Orly sits down with host Tim Fish to talk about her lifelong passion, and the hard work and vision that led to creating Red Bridge. Based on the research of the late professor Albert Bandura, Orly and her team conceived of an elementary school model that’s wildly different from the traditional system. Decoupling academic ability and level from “autonomy level”—a student’s readiness to set and achieve goals, demonstrate accountability, and evaluate their own learning and work habits—has helped create a school where progress is about much more than passing a unit test or aging up to the next grade.
Trust kids. That’s the takeaway from public school educator-turned nonprofit founder Chris McNutt, whose work at the Human Restoration Project aims to revolutionize teacher and student well-being. What would schools look like if we designed an educational system around trust? How could student agency and teacher creativity become pillars of a progressive, future-focused education? And how do we get there?
Chris joins host Tim Fish for an in-depth conversation about his journey from teacher to changemaker, and why he believes all schools—public and independent—could benefit from a little bit of “chaos.” His nonprofit organization offers resources, writings, tools, and training to help educators break free of the restrictive mindsets they may have about curriculum and classroom management.
The hottest conversation in education right now revolves around ChatGPT. What is it, how is it being used, and what does it mean for our traditional systems of teaching and learning? Season 4 begins with a discussion about the rapid evolution of artificial Intelligence and the impact ChatGPT and other AI innovations will have on the future of schools.
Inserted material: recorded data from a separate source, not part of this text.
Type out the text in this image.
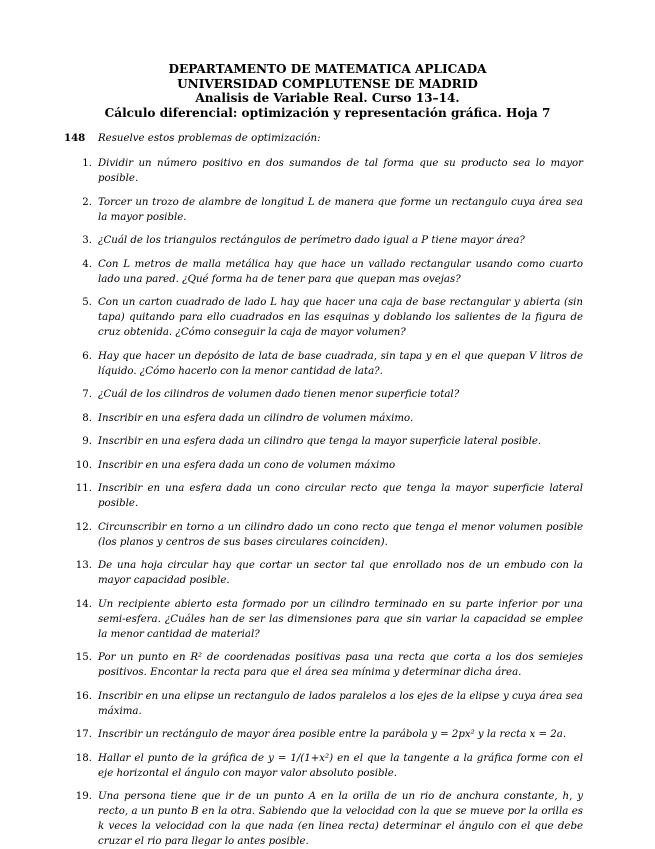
DEPARTAMENTO DE MATEMATICA APLICADA
UNIVERSIDAD COMPLUTENSE DE MADRID
Analisis de Variable Real. Curso 13–14.
Cálculo diferencial: optimización y representación gráfica. Hoja 7
148	Resuelve estos problemas de optimización:
1. Dividir un número positivo en dos sumandos de tal forma que su producto sea lo mayor posible.
2. Torcer un trozo de alambre de longitud L de manera que forme un rectangulo cuya área sea la mayor posible.
3. ¿Cuál de los triangulos rectángulos de perímetro dado igual a P tiene mayor área?
4. Con L metros de malla metálica hay que hace un vallado rectangular usando como cuarto lado una pared. ¿Qué forma ha de tener para que quepan mas ovejas?
5. Con un carton cuadrado de lado L hay que hacer una caja de base rectangular y abierta (sin tapa) quitando para ello cuadrados en las esquinas y doblando los salientes de la figura de cruz obtenida. ¿Cómo conseguir la caja de mayor volumen?
6. Hay que hacer un depósito de lata de base cuadrada, sin tapa y en el que quepan V litros de líquido. ¿Cómo hacerlo con la menor cantidad de lata?.
7. ¿Cuál de los cilindros de volumen dado tienen menor superficie total?
8. Inscribir en una esfera dada un cilindro de volumen máximo.
9. Inscribir en una esfera dada un cilindro que tenga la mayor superficie lateral posible.
10. Inscribir en una esfera dada un cono de volumen máximo
11. Inscribir en una esfera dada un cono circular recto que tenga la mayor superficie lateral posible.
12. Circunscribir en torno a un cilindro dado un cono recto que tenga el menor volumen posible (los planos y centros de sus bases circulares coinciden).
13. De una hoja circular hay que cortar un sector tal que enrollado nos de un embudo con la mayor capacidad posible.
14. Un recipiente abierto esta formado por un cilindro terminado en su parte inferior por una semi-esfera. ¿Cuáles han de ser las dimensiones para que sin variar la capacidad se emplee la menor cantidad de material?
15. Por un punto en R² de coordenadas positivas pasa una recta que corta a los dos semiejes positivos. Encontar la recta para que el área sea mínima y determinar dicha área.
16. Inscribir en una elipse un rectangulo de lados paralelos a los ejes de la elipse y cuya área sea máxima.
17. Inscribir un rectángulo de mayor área posible entre la parábola y = 2px² y la recta x = 2a.
18. Hallar el punto de la gráfica de y = 1/(1+x²) en el que la tangente a la gráfica forme con el eje horizontal el ángulo con mayor valor absoluto posible.
19. Una persona tiene que ir de un punto A en la orilla de un rio de anchura constante, h, y recto, a un punto B en la otra. Sabiendo que la velocidad con la que se mueve por la orilla es k veces la velocidad con la que nada (en linea recta) determinar el ángulo con el que debe cruzar el rio para llegar lo antes posible.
Host Tim Fish sits down with educational innovators Christina Lewellen, of ATLIS, and Paul Turnbull, head of school at Mid-Pacific Institute, to dig deep into what ChatGPT means for schools. Is it just the next evolution of search? A tool for cheating and plagiarism? Something to ban and fear, or something to embrace and build upon?
As a “game changing” technology, ChatGPT is a sign of things to come. Viewed as a tool of collaboration, partnership, brainstorming, idea generation, and editing, it has the potential to unleash new forms of creativity from both students and educators. It's a wake-up call to school leaders that the world in which we live, and the world for which we are preparing our students, is rapidly changing.